Over the course of Christmas and New Year we watched an uncommon amount of tv due to my husbands injured leg. The anesthetic left him unable to read for about two weeks and I was pretty knackered from a succesful but tough year. Although we ordered a meter of feel good movies, we discovered that we cannot watch movies back to back and thus we ended up watching a mix of movies and channels like National Geographic Channel. The overdose of National Geographic made me wonder about the cross roads between education and entertainment.
The beauty of NGC is that they put images to words, thus bringing antiquity to life (as you understand we mainly watched historic stuff, a great many knights templar were smashed to bits on our tvJ). And so realistically that it makes you feel you are watching it as it has indeed happened.

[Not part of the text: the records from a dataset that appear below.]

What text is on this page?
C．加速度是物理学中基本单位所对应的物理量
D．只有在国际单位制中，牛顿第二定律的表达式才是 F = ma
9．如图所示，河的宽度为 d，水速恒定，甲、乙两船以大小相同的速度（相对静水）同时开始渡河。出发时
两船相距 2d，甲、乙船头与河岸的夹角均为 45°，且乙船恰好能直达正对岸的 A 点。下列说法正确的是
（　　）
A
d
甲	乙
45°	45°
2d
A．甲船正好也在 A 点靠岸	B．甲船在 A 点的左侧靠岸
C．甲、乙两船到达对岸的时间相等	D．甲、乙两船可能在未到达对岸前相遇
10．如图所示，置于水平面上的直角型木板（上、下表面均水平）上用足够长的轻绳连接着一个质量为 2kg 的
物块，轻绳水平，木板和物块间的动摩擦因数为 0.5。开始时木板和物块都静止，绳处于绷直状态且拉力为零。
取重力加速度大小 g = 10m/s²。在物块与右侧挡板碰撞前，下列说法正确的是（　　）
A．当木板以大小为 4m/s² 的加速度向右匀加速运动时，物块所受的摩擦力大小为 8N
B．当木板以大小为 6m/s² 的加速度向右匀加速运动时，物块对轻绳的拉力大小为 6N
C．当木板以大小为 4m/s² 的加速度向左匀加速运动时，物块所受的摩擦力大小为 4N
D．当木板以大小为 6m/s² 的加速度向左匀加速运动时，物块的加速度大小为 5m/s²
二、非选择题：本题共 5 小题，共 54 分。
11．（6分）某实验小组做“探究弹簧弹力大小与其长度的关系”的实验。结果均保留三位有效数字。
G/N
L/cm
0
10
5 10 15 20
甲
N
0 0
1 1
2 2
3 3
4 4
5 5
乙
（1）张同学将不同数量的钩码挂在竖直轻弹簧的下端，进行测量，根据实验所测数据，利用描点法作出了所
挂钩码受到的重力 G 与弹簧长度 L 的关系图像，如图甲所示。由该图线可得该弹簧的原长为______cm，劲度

I realised that this approach is in stark contrast with the approach museum professionals take towards what they present. In 2008 I conducted qualitative research for my M.A. thesis Applied Ethics into the moral considerations of museum professionals regarding cross cultural education. The Wereldmuseum, Nederlands Openluchtmuseum, Museumpark Orientalis, Museum Volkenkunde and the Afrika Museum participated in my research, which for a large part focussed on the tension between education and entertainment.

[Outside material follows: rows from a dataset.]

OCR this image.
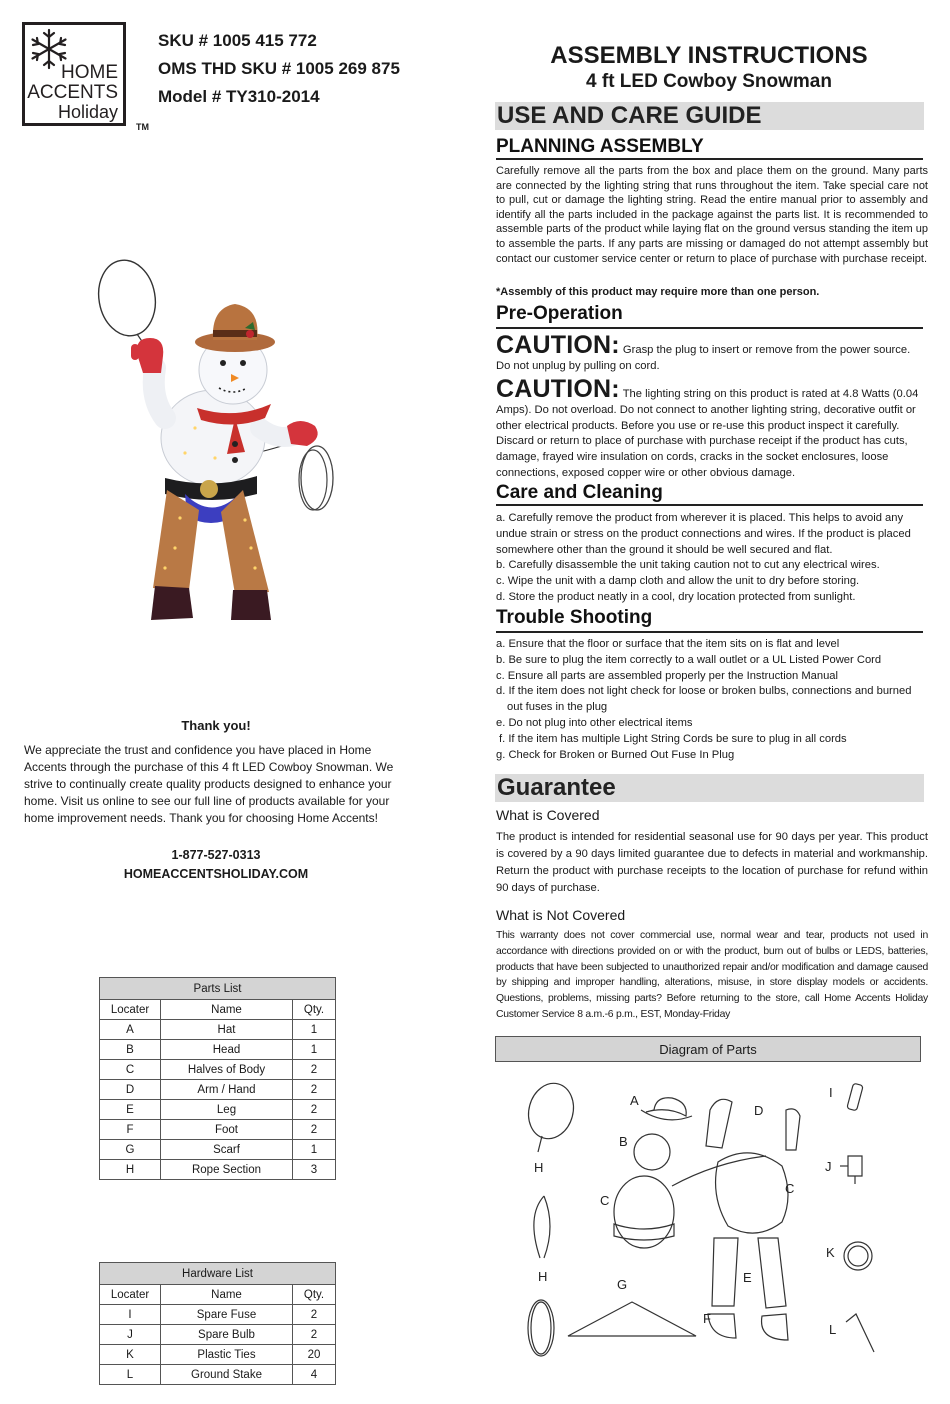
HOME
ACCENTS
Holiday
TM
SKU # 1005 415 772
OMS THD SKU # 1005 269 875
Model # TY310-2014
Thank you!
We appreciate the trust and confidence you have placed in Home Accents through the purchase of this 4 ft LED Cowboy Snowman. We strive to continually create quality products designed to enhance your home. Visit us online to see our full line of products available for your home improvement needs. Thank you for choosing Home Accents!
1-877-527-0313
HOMEACCENTSHOLIDAY.COM
Parts List		
Locater	Name	Qty.
A	Hat	1
B	Head	1
C	Halves of Body	2
D	Arm / Hand	2
E	Leg	2
F	Foot	2
G	Scarf	1
H	Rope Section	3
Hardware List		
Locater	Name	Qty.
I	Spare Fuse	2
J	Spare Bulb	2
K	Plastic Ties	20
L	Ground Stake	4
ASSEMBLY INSTRUCTIONS
4 ft LED Cowboy Snowman
USE AND CARE GUIDE
PLANNING ASSEMBLY
Carefully remove all the parts from the box and place them on the ground. Many parts are connected by the lighting string that runs throughout the item. Take special care not to pull, cut or damage the lighting string. Read the entire manual prior to assembly and identify all the parts included in the package against the parts list. It is recommended to assemble parts of the product while laying flat on the ground versus standing the item up to assemble the parts. If any parts are missing or damaged do not attempt assembly but contact our customer service center or return to place of purchase with purchase receipt.
*Assembly of this product may require more than one person.
Pre-Operation
CAUTION: Grasp the plug to insert or remove from the power source. Do not unplug by pulling on cord.
CAUTION: The lighting string on this product is rated at 4.8 Watts (0.04 Amps). Do not overload. Do not connect to another lighting string, decorative outfit or other electrical products. Before you use or re-use this product inspect it carefully. Discard or return to place of purchase with purchase receipt if the product has cuts, damage, frayed wire insulation on cords, cracks in the socket enclosures, loose connections, exposed copper wire or other obvious damage.
Care and Cleaning
a. Carefully remove the product from wherever it is placed. This helps to avoid any undue strain or stress on the product connections and wires. If the product is placed somewhere other than the ground it should be well secured and flat.
b. Carefully disassemble the unit taking caution not to cut any electrical wires.
c. Wipe the unit with a damp cloth and allow the unit to dry before storing.
d. Store the product neatly in a cool, dry location protected from sunlight.
Trouble Shooting
a. Ensure that the floor or surface that the item sits on is flat and level
b. Be sure to plug the item correctly to a wall outlet or a UL Listed Power Cord
c. Ensure all parts are assembled properly per the Instruction Manual
d. If the item does not light check for loose or broken bulbs, connections and burned
out fuses in the plug
e. Do not plug into other electrical items
f. If the item has multiple Light String Cords be sure to plug in all cords
g. Check for Broken or Burned Out Fuse In Plug
Guarantee
What is Covered
The product is intended for residential seasonal use for 90 days per year. This product is covered by a 90 days limited guarantee due to defects in material and workmanship. Return the product with purchase receipts to the location of purchase for refund within 90 days of purchase.
What is Not Covered
This warranty does not cover commercial use, normal wear and tear, products not used in accordance with directions provided on or with the product, burn out of bulbs or LEDS, batteries, products that have been subjected to unauthorized repair and/or modification and damage caused by shipping and improper handling, alterations, misuse, in store display models or accidents. Questions, problems, missing parts? Before returning to the store, call Home Accents Holiday Customer Service 8 a.m.-6 p.m., EST, Monday-Friday
Diagram of Parts
A
B
C
D
C
E
F
G
H
H
I
J
K
L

One of the common denominators in the moral intuitions of the museum practitioners I interviewed was that they drew the line with re-enactment or so called living history. The argument being that one can never know for sure whether it was indeed the way we portray it now. Although living history appeals to the imagination, is an educational method that works and scores well in the entertainment department the museum professionals I interviewed felt that a large degree of certainty was needed should one want to use living history as an educational instrument. I wonder what the moral intuitions of the people behind National Geographic are. Because, as I realised while watching, museums and this channel do have the mix of entertainment and education in common. But they have found a different balance, or maybe rather: way of dealing with the apparent tension between the two. The easy answer here would be “sure, NGC is primarily entertainment, and museums are not.” I would argue that this answer does not do justice to the ambitions of NGC nor takes into full account the struggle that entertainment and education provide for museums. A cross roads begging for further (moral) exploration. Because with the increasing multimedia the boundaries between what is true and what is real, what we know and what we assume, are becoming increasingly blurred. Add to that equasion the increasing need for information to be “entertaining”….and we have an interesting mix that on the strategic and operational level pose new questions to identity of institutions and to demands of the public. Question to which different people find different answers, motivated by different goals but also by different moral intuitions which I think we ought to get out in the open so that we can take them into consideration.